Still, look at each of these key five areas and see for yourself if you can identify in your own ministry. The numbers may differ, but I think the sentiments will be similar.

  1. The importance of a spouse for emotional support (34% of the men and 29% of the women). A pastor recently shared with me his frustration with his church and his temptation to quit ministry. I asked him what has kept him going thus far. He told me: “The call of God and the support of my wife.” Many of us in ministry have similar stories.
  2. The importance of a spouse to accept career demands (16% of the men and 17% of the women). Someone who serves on a church staff is typically on call 24/7. Though pastors and church staff should do everything they can to give their families time, emergencies happen. Many needs are time sensitive. It takes a special spouse to handle that reality.
  3. The importance of a spouse to provide practical help (26% of the men and 13% of the women). In the HBR article, this practical help specifically addressed child raising and housekeeping and similar functions. I know a man whose wife serves as children’s minister in a church. It is very important for him to be home on weekends, particularly Sundays, because that’s his wife’s workday. He needs to be available to take care of the kids.
  4. Career advice (19% of the men and 13% of the women). I have looked to my wife every time I sensed God leading me to another place of ministry. She not only has been supportive, she has offered me wise and timely counsel. I was talking to a pastor just yesterday about a possible ministry change. He shared with me how important his wife is in providing counsel and advice.
  5. Willingness to relocate (10% of the men and 8% of the women). I feel confident that these percentages would be much higher among those in vocational ministry. The ministry is more often than not a very noble and mobile calling.

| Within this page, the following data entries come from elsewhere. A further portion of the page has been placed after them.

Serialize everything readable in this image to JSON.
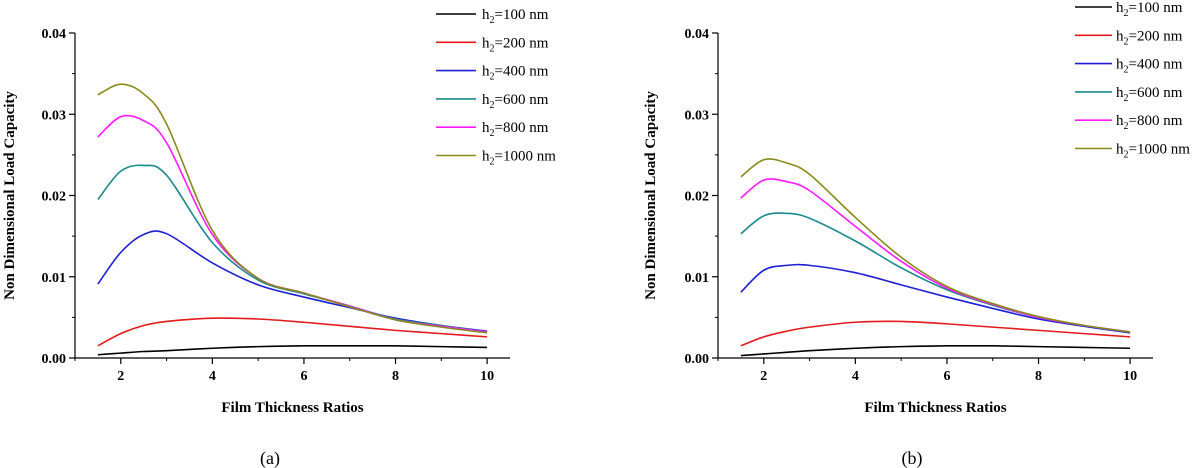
{
  "chart_data": [
    {
      "type": "line",
      "panel_label": "(a)",
      "xlabel": "Film Thickness Ratios",
      "ylabel": "Non Dimensional Load Capacity",
      "xlim": [
        1,
        10.5
      ],
      "ylim": [
        0,
        0.04
      ],
      "xticks": [
        2,
        4,
        6,
        8,
        10
      ],
      "yticks": [
        0.0,
        0.01,
        0.02,
        0.03,
        0.04
      ],
      "ytick_labels": [
        "0.00",
        "0.01",
        "0.02",
        "0.03",
        "0.04"
      ],
      "legend_position": "top-right",
      "x": [
        1.5,
        2,
        2.5,
        3,
        4,
        5,
        6,
        7,
        8,
        9,
        10
      ],
      "series": [
        {
          "name": "h2=100 nm",
          "color": "#000000",
          "values": [
            0.0004,
            0.0006,
            0.0008,
            0.0009,
            0.0012,
            0.0014,
            0.0015,
            0.0015,
            0.0015,
            0.0014,
            0.0013
          ]
        },
        {
          "name": "h2=200 nm",
          "color": "#e41a1c",
          "values": [
            0.0015,
            0.003,
            0.004,
            0.0045,
            0.0049,
            0.0048,
            0.0044,
            0.0039,
            0.0034,
            0.003,
            0.0026
          ]
        },
        {
          "name": "h2=400 nm",
          "color": "#1f1fd6",
          "values": [
            0.0091,
            0.013,
            0.0152,
            0.0153,
            0.0117,
            0.009,
            0.0075,
            0.0062,
            0.0049,
            0.004,
            0.0033
          ]
        },
        {
          "name": "h2=600 nm",
          "color": "#1a8a8a",
          "values": [
            0.0195,
            0.023,
            0.0237,
            0.0225,
            0.0142,
            0.0096,
            0.0079,
            0.0064,
            0.0048,
            0.004,
            0.0032
          ]
        },
        {
          "name": "h2=800 nm",
          "color": "#ff1aff",
          "values": [
            0.0272,
            0.0297,
            0.0292,
            0.0265,
            0.0152,
            0.0098,
            0.008,
            0.0064,
            0.0047,
            0.0039,
            0.0032
          ]
        },
        {
          "name": "h2=1000 nm",
          "color": "#8a8a1a",
          "values": [
            0.0324,
            0.0337,
            0.0325,
            0.0288,
            0.0157,
            0.0098,
            0.008,
            0.0063,
            0.0047,
            0.0038,
            0.0031
          ]
        }
      ]
    },
    {
      "type": "line",
      "panel_label": "(b)",
      "xlabel": "Film Thickness Ratios",
      "ylabel": "Non Dimensional Load Capacity",
      "xlim": [
        1,
        10.5
      ],
      "ylim": [
        0,
        0.04
      ],
      "xticks": [
        2,
        4,
        6,
        8,
        10
      ],
      "yticks": [
        0.0,
        0.01,
        0.02,
        0.03,
        0.04
      ],
      "ytick_labels": [
        "0.00",
        "0.01",
        "0.02",
        "0.03",
        "0.04"
      ],
      "legend_position": "top-right",
      "x": [
        1.5,
        2,
        2.5,
        3,
        4,
        5,
        6,
        7,
        8,
        9,
        10
      ],
      "series": [
        {
          "name": "h2=100 nm",
          "color": "#000000",
          "values": [
            0.0003,
            0.0005,
            0.0007,
            0.0009,
            0.0012,
            0.0014,
            0.0015,
            0.0015,
            0.0014,
            0.0013,
            0.0012
          ]
        },
        {
          "name": "h2=200 nm",
          "color": "#e41a1c",
          "values": [
            0.0015,
            0.0026,
            0.0033,
            0.0038,
            0.0044,
            0.0045,
            0.0042,
            0.0038,
            0.0034,
            0.003,
            0.0026
          ]
        },
        {
          "name": "h2=400 nm",
          "color": "#1f1fd6",
          "values": [
            0.0081,
            0.0108,
            0.0114,
            0.0114,
            0.0105,
            0.009,
            0.0075,
            0.0061,
            0.0048,
            0.0039,
            0.0031
          ]
        },
        {
          "name": "h2=600 nm",
          "color": "#1a8a8a",
          "values": [
            0.0153,
            0.0175,
            0.0178,
            0.0172,
            0.0144,
            0.0111,
            0.0084,
            0.0065,
            0.005,
            0.004,
            0.0032
          ]
        },
        {
          "name": "h2=800 nm",
          "color": "#ff1aff",
          "values": [
            0.0197,
            0.0219,
            0.0217,
            0.0206,
            0.0162,
            0.0119,
            0.0086,
            0.0066,
            0.005,
            0.004,
            0.0032
          ]
        },
        {
          "name": "h2=1000 nm",
          "color": "#8a8a1a",
          "values": [
            0.0223,
            0.0244,
            0.024,
            0.0226,
            0.0173,
            0.0124,
            0.0088,
            0.0067,
            0.0051,
            0.004,
            0.0032
          ]
        }
      ]
    }
  ]
}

Keep in mind that the percentages noted in each of the five areas were for business executives. I believe, for the most part, the numbers would be much higher for those in ministry. And though the numbers are not mutually exclusive, there are hardly any leaders in businesses or churches who do not lean on their spouses greatly. Frankly, I can’t see how any pastor or any church staff person can make it in ministry without a supportive spouse.

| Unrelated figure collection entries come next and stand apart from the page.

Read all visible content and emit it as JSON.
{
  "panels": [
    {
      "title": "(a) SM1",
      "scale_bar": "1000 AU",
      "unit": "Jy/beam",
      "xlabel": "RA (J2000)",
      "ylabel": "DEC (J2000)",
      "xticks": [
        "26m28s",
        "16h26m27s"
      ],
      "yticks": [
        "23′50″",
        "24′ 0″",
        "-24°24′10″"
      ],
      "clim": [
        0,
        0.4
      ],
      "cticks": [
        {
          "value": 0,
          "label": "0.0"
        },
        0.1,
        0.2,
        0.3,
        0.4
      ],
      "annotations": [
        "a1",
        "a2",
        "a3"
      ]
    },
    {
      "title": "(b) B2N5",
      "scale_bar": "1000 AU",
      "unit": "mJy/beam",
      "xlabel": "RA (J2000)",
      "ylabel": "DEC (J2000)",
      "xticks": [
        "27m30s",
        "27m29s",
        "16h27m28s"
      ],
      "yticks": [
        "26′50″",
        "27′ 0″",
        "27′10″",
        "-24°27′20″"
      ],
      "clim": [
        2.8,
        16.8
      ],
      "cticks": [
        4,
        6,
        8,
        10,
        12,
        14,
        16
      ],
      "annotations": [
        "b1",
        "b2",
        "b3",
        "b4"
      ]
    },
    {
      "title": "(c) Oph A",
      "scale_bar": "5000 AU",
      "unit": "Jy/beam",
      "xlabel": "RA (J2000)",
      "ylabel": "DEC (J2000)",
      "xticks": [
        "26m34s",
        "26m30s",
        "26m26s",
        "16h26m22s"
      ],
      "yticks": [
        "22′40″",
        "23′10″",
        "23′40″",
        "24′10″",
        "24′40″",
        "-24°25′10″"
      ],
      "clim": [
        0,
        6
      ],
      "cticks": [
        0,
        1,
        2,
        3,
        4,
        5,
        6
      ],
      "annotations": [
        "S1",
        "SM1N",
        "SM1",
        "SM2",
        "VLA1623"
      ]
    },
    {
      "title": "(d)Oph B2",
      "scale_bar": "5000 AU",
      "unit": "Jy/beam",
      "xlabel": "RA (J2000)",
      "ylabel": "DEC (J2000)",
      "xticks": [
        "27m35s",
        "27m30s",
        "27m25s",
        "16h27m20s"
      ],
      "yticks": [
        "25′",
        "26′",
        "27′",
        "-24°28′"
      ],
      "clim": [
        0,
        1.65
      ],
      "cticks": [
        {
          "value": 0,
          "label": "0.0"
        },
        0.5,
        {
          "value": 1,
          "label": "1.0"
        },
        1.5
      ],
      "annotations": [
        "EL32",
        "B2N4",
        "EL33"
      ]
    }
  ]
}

How do you view these five areas? Are there some areas you would add to the five? Do you have a specific story of a supportive spouse in ministry? I would love to hear from you.

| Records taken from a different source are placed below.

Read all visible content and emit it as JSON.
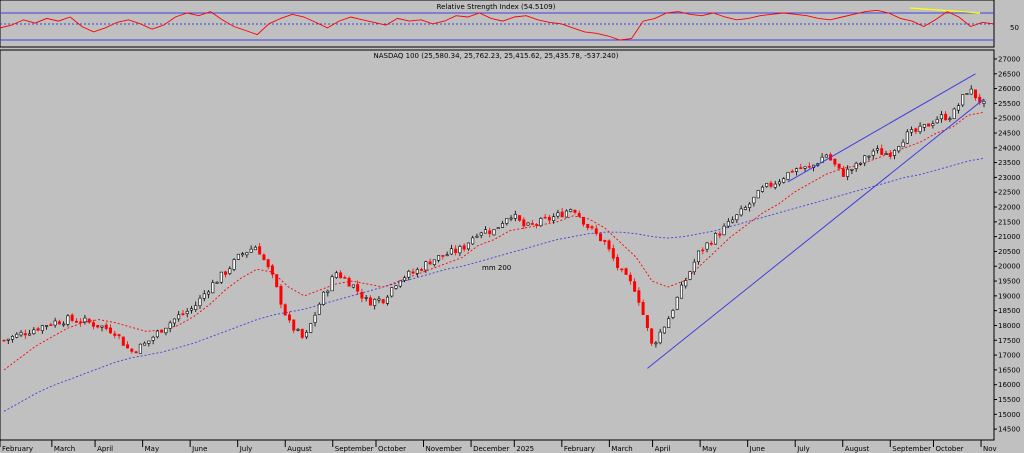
{
  "chart_data": [
    {
      "type": "line",
      "title": "Relative Strength Index (54.5109)",
      "ytick": "50",
      "ylim": [
        20,
        90
      ],
      "levels": [
        70,
        50,
        30
      ],
      "series": [
        {
          "color": "#ff0000",
          "values": [
            48,
            52,
            60,
            55,
            62,
            58,
            64,
            50,
            42,
            48,
            56,
            60,
            54,
            46,
            52,
            64,
            70,
            66,
            72,
            60,
            50,
            44,
            38,
            54,
            62,
            68,
            64,
            56,
            48,
            58,
            64,
            60,
            56,
            52,
            62,
            58,
            60,
            54,
            58,
            66,
            64,
            70,
            62,
            58,
            64,
            66,
            60,
            56,
            54,
            48,
            42,
            40,
            36,
            30,
            32,
            58,
            62,
            70,
            72,
            68,
            66,
            70,
            64,
            60,
            62,
            66,
            68,
            70,
            68,
            66,
            62,
            60,
            64,
            68,
            72,
            74,
            70,
            62,
            58,
            50,
            60,
            72,
            64,
            50,
            56,
            54
          ]
        }
      ],
      "annotation": {
        "label": "divergence",
        "color": "#ffff00"
      }
    },
    {
      "type": "candlestick",
      "title": "NASDAQ 100 (25,580.34, 25,762.23, 25,415.62, 25,435.78, -537.240)",
      "ylim": [
        14200,
        27100
      ],
      "yticks": [
        14500,
        15000,
        15500,
        16000,
        16500,
        17000,
        17500,
        18000,
        18500,
        19000,
        19500,
        20000,
        20500,
        21000,
        21500,
        22000,
        22500,
        23000,
        23500,
        24000,
        24500,
        25000,
        25500,
        26000,
        26500,
        27000
      ],
      "month_labels": [
        "February",
        "March",
        "April",
        "May",
        "June",
        "July",
        "August",
        "September",
        "October",
        "November",
        "December",
        "2025",
        "February",
        "March",
        "April",
        "May",
        "June",
        "July",
        "August",
        "September",
        "October",
        "Nov"
      ],
      "month_index": [
        0,
        12,
        22,
        33,
        44,
        55,
        66,
        77,
        87,
        98,
        109,
        119,
        130,
        141,
        151,
        162,
        173,
        184,
        195,
        206,
        216,
        227
      ],
      "close": [
        17500,
        17700,
        17900,
        18100,
        18200,
        18150,
        18000,
        17800,
        17100,
        17400,
        17900,
        18300,
        18600,
        19300,
        19800,
        20400,
        20700,
        19600,
        18100,
        17500,
        18800,
        19800,
        19400,
        18800,
        18900,
        19600,
        19800,
        20200,
        20400,
        20600,
        21200,
        21200,
        21800,
        21300,
        21500,
        21700,
        22000,
        21300,
        20800,
        19800,
        19200,
        17300,
        18200,
        19400,
        20500,
        21000,
        21500,
        22000,
        22600,
        22900,
        23300,
        23300,
        23800,
        23100,
        23400,
        23900,
        23800,
        24400,
        24600,
        25000,
        25100,
        26000,
        25440
      ],
      "series": [
        {
          "name": "",
          "color": "#ff0000",
          "style": "dotted",
          "values": [
            16500,
            16900,
            17300,
            17600,
            17900,
            18100,
            18200,
            18100,
            17950,
            17800,
            17850,
            18000,
            18300,
            18700,
            19200,
            19600,
            19900,
            19800,
            19300,
            19000,
            19200,
            19400,
            19500,
            19400,
            19300,
            19500,
            19700,
            19900,
            20100,
            20300,
            20700,
            20900,
            21200,
            21300,
            21400,
            21500,
            21700,
            21600,
            21300,
            20800,
            20300,
            19500,
            19300,
            19500,
            20000,
            20500,
            21000,
            21400,
            21800,
            22100,
            22500,
            22800,
            23100,
            23300,
            23400,
            23600,
            23800,
            24000,
            24200,
            24500,
            24700,
            25100,
            25200
          ]
        },
        {
          "name": "mm 200",
          "color": "#3f3fe0",
          "style": "dotted",
          "values": [
            15100,
            15400,
            15700,
            15950,
            16150,
            16350,
            16550,
            16750,
            16900,
            17000,
            17100,
            17250,
            17400,
            17600,
            17800,
            18000,
            18200,
            18350,
            18450,
            18550,
            18700,
            18850,
            19000,
            19150,
            19300,
            19450,
            19600,
            19750,
            19900,
            20000,
            20150,
            20300,
            20450,
            20600,
            20750,
            20900,
            21000,
            21100,
            21150,
            21150,
            21100,
            21000,
            20950,
            21000,
            21100,
            21200,
            21350,
            21500,
            21650,
            21800,
            21950,
            22100,
            22250,
            22400,
            22550,
            22700,
            22850,
            23000,
            23100,
            23250,
            23400,
            23550,
            23650
          ]
        }
      ],
      "trendlines": [
        {
          "from": [
            151,
            16550
          ],
          "to": [
            230,
            25650
          ]
        },
        {
          "from": [
            184,
            22850
          ],
          "to": [
            228,
            26500
          ]
        }
      ]
    }
  ]
}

And by the way, Nellie Jo, thank you. I couldn’t make it in ministry or life without you.

This article was originally published at ThomRainer.com on March 10, 2014. Thom S. Rainer serves as president and CEO of LifeWay Christian Resources. Among his greatest joys are his family: his wife Nellie Jo; three sons, Sam, Art, and Jess; and seven grandchildren. Dr. Rainer can be found on Twitter @ThomRainer and at facebook.com/Thom.S.Rainer.

4 comments

    • Josiah Themba Mdaka

      This is what couples are for. I so pray that my wife can be that support pillar in my ministry as a pastor.

    • Terry Moore

      My wife and I have served several times on the mission field and I know without God`s protection and my wife`s support I would never have lasted long in ministry. Even today as we serve in our own community I still need the encouragement and love of my wife. I can always count on her for the truth in direction and support.I know that God loves me, because he put this wondeerful gift into my life. Thank You Lord!

    • Allan RIver

      How wonderful to know that everything about my life had been planned by God. He knew I needed a strong woman, my wife, on my side seeing that I will be experiencing many challenges in my life. I never would have made it alone or with somebody else. It shouldn’t just be a spouse but He chose that specific one who will know how to support me when I’m down and out, when it seems as if God don’t respond to all my prayers. I can’t stop thanking God for the spouse He gave me to be on my side.

    • Calvin H

      Barry-Excellent article. I wonder, however, how you harmonize what you say with Paul’s words in I Cor 7:32-35? (The bigger context begins with v. 7). Matt 19:12 also relates to this. It would seem that single ministry is God’s preference and married ministry is acceptable but second-best. We glorify romantic love in our culture, but Paul seemed to think that singleness was better for those in the Lord’s service. Some say that “that was only because Paul thought that Jesus was coming back in a few short years”. OK, but God apparently inspired those words and chose to have them preserved for us today. Thoughts? (I have been married for 35 years).